C/C-SiC is a Carbon fiber phase added to a Silicon Carbide matrix. The resulting material has increased strength with a lower density and high tribological characteristics. The most predominant feature is its ability to withstand high temperatures without failure. Due to its low coefficient of thermal expansion and high thermal conductivity, this CMC can retain its strength at high temperature. This CMC was manufactured as a disc brake with 2D reinforced discontinuous fibers. The fibers are placed perpendicular to the surface of friction to maximize Thermal conductivity. The result is a disc brake that can withstand surfaces temperatures of 1000 C with minimal wear.

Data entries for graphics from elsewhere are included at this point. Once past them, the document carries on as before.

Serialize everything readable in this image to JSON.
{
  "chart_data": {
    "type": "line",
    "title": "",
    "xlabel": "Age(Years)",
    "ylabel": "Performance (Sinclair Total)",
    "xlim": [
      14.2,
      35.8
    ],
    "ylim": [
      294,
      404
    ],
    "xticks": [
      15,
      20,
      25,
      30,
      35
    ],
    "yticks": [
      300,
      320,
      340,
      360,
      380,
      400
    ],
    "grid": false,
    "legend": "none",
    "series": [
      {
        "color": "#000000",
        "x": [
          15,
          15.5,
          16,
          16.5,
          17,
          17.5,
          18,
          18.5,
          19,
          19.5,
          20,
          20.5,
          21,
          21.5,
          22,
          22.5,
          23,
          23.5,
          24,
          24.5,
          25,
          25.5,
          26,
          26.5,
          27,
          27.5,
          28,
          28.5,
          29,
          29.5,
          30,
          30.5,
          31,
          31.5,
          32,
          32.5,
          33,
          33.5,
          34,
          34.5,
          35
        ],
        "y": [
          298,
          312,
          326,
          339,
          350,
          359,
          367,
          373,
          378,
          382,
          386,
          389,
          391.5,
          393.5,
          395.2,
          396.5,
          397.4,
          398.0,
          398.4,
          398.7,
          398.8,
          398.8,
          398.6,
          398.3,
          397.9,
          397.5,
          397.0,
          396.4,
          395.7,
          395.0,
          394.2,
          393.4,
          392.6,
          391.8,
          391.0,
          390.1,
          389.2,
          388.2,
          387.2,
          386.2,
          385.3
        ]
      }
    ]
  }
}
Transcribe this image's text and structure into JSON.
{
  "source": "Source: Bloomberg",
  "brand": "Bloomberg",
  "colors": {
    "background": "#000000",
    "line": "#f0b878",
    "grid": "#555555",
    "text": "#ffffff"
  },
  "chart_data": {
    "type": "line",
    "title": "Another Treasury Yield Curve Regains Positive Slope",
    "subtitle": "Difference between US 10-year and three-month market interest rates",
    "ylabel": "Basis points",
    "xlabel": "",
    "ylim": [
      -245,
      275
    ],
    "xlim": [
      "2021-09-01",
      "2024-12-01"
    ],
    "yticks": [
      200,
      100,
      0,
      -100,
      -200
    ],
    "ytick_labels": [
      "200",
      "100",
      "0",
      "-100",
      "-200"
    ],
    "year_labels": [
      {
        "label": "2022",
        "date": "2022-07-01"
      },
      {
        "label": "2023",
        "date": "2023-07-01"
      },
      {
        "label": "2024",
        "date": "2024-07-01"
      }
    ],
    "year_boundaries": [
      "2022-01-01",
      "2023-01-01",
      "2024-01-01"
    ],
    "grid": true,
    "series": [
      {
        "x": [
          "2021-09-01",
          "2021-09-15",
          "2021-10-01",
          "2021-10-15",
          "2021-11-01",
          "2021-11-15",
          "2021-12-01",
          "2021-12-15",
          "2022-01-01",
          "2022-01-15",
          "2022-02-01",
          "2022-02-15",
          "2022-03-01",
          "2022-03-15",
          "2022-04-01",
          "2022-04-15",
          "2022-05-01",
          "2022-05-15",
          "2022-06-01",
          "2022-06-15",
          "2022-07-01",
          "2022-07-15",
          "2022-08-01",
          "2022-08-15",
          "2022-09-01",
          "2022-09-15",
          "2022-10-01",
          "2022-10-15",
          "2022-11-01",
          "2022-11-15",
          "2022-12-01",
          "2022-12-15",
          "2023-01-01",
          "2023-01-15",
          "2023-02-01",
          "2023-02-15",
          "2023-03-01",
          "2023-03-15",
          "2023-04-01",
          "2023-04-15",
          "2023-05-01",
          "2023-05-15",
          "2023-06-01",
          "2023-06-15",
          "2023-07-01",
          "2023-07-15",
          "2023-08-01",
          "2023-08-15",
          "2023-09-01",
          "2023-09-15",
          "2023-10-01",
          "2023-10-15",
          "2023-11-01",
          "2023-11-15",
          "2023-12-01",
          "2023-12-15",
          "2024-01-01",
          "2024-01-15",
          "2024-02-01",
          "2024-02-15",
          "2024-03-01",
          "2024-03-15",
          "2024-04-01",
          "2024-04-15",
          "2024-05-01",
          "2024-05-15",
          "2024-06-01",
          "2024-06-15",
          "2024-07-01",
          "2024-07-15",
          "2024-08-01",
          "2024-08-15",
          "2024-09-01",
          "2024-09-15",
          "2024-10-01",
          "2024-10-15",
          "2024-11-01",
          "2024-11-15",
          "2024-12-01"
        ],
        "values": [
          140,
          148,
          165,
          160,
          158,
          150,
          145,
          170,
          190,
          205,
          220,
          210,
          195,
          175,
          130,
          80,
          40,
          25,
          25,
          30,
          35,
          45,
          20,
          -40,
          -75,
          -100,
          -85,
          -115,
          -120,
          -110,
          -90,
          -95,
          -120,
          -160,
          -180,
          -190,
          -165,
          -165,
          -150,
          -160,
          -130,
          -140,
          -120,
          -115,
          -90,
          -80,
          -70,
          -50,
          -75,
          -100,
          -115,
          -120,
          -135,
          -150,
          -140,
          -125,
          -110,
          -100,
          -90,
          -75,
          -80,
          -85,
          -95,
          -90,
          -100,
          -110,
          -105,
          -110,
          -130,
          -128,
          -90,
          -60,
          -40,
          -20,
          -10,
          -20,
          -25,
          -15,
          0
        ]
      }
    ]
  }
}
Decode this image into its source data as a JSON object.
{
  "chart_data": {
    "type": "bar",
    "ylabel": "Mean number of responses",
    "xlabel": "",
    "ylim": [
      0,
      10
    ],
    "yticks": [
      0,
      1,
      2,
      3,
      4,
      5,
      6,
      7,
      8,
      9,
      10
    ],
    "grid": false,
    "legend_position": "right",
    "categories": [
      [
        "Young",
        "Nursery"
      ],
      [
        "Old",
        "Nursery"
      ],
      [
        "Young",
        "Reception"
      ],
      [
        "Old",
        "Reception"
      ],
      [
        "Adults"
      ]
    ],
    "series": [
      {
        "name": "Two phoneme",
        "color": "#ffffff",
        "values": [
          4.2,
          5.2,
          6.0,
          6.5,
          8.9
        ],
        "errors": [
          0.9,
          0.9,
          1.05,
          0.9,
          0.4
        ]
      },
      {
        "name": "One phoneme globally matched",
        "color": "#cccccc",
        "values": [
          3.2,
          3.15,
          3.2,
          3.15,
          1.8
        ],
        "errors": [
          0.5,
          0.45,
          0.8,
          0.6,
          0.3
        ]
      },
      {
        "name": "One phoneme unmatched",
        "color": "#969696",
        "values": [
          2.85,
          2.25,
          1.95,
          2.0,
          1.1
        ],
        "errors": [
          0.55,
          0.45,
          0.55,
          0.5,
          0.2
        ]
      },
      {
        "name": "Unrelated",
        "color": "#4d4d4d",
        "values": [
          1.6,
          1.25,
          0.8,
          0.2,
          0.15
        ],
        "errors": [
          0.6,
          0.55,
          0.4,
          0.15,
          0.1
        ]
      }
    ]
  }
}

ProblemsCMC disc brakes are not widely used among regular cars. This is due to multiple reasons. Firstly since there is low demand for high performance brakes, these disc brakes are very expensive. The cost of raw material isn’t hugely expensive and is expected to reduce as CMCs gain popularity. In the case of regular cars that aren’t used at high speeds the amount of heat generated with low friction is small. Carbon Silicon Carbide brakes become inefficient and much weaker if used in cold conditions. The weakness is a result of thermal expansion of the composite and ceramic matrix. As the material expands at different rates under different temperatures cracking can occur on the surface

Improvements To improve this technology tests were conducted to achieve higher surface temperatures. It was found that with this ceramic composite certain areas wouldn’t dissipate heat resulting in “hot spots”. This is due to the materials ability to conduct heat in axial and transverse directions. Since the fibers are placed perpendicular to the friction surface they are unable to transfer heat in other directions. The simplest solution is to make the material with a higher ceramic content. This sacrifices the strength of the brake and while adding excess mass, since the density of ceramic is far greater than the composite fiber. Another solution is to use a more thermally conductive fiber in the ceramic matrix. This results in a higher cost of production but higher performance product.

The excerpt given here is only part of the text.